Een beroep op zelfrealisatie bij het voorkeursrecht leidt tot onzekerheid en kan de gemeentelijke ontwikkelstrategie doorkruisen. Op deze manier wordt de gemeente in een faciliterende rol gedwongen, terwijl een gemeente ook actief moet kunnen optreden. De gemeente moet het initiatief kunnen nemen een gebiedsontwikkeling tot stand te brengen. De Kamer stelt dat ook geregeld aan de orde bij debatten over woningbouw.

De gemeente wil de regierol houden en het voorkeursrecht kunnen gebruiken om versnippering van ontwikkelingen tegen te gaan en een efficiënter plan te kunnen realiseren. Een zelfrealisator kan slechts op die ene kavel realiseren. Anders dan bij onteigening gaat het om zelfrealisatie door de toekomstige koper, niet door de eigenaar. Gaat de nieuwe koper inderdaad snel realiseren of verkoopt hij de gronden – vaak voor een hogere prijs – weer door?
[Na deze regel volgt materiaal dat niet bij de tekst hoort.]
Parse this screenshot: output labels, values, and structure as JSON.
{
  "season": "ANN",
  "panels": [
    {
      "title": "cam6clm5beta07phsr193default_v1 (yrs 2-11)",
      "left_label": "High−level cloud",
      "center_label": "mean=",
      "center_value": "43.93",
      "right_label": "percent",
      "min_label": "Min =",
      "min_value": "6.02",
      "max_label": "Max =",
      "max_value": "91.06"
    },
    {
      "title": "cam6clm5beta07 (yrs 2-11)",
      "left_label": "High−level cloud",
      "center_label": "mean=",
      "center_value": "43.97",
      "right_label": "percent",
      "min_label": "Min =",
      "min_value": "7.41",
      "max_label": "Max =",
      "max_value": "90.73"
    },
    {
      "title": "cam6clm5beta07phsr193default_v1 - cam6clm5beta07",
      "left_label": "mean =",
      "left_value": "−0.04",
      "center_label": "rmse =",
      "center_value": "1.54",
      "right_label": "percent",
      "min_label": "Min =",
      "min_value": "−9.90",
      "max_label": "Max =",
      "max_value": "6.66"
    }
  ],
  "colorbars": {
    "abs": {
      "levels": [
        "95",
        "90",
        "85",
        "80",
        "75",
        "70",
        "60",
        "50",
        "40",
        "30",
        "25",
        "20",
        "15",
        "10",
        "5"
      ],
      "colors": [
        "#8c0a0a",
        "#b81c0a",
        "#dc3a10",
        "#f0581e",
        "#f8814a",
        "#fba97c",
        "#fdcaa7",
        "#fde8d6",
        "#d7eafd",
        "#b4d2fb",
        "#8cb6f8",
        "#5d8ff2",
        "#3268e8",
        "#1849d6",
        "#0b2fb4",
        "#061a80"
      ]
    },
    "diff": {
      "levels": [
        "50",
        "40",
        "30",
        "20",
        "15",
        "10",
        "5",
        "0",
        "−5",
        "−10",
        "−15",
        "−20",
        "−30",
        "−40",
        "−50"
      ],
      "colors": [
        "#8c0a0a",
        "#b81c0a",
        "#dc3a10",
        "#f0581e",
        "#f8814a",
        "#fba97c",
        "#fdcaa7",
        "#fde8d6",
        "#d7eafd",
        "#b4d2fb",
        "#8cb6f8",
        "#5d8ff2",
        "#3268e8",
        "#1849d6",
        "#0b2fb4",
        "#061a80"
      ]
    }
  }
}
Het voorkeursrecht in relatie tot zelfrealisatie plus de combinatie dat verkoop kan plaatsvinden zonder toestemming vooraf maakt speculatie mogelijk en is zo in strijd met de bedoeling van de wet. Daarbij gaat het gemeenten niet om het belemmeren van goedwillende ontwikkelaars of eigenaren, maar juist om free-riders en speculanten.

Het gemeentelijk besluit om geen gebruik te maken van het voorkeursrecht staat open voor bezwaar, beroep en hoger beroep. Dat kan tot grote vertragingen en financiële schade leiden. Indien de gemeente het voorkeursrecht gebruikt, wordt de marktwaarde vergoed. Het ligt voor de hand dat de kopende zelfrealisator de eigenaar meer betaalt. Dit artikel ondergraaft de regierol van de gemeente en om dit te ondervangen en zal de gemeente de vaststelling van het omgevingsplan om strategische redenen uitstellen. Daarnaast lijkt het voorkeursrecht weer terug te gaan naar de periode voor 2002 met zijn vele procedures over zelfrealisatie. Er zullen zelfs meer discussie worden gevoerd dan voor 2002, omdat er nu sprake zal zijn van globale omgevingsplannen. Een eigenaar of verkrijger zal dus juist gemakkelijker kunnen aantonen dat hij aan de nieuwe functie voldoet.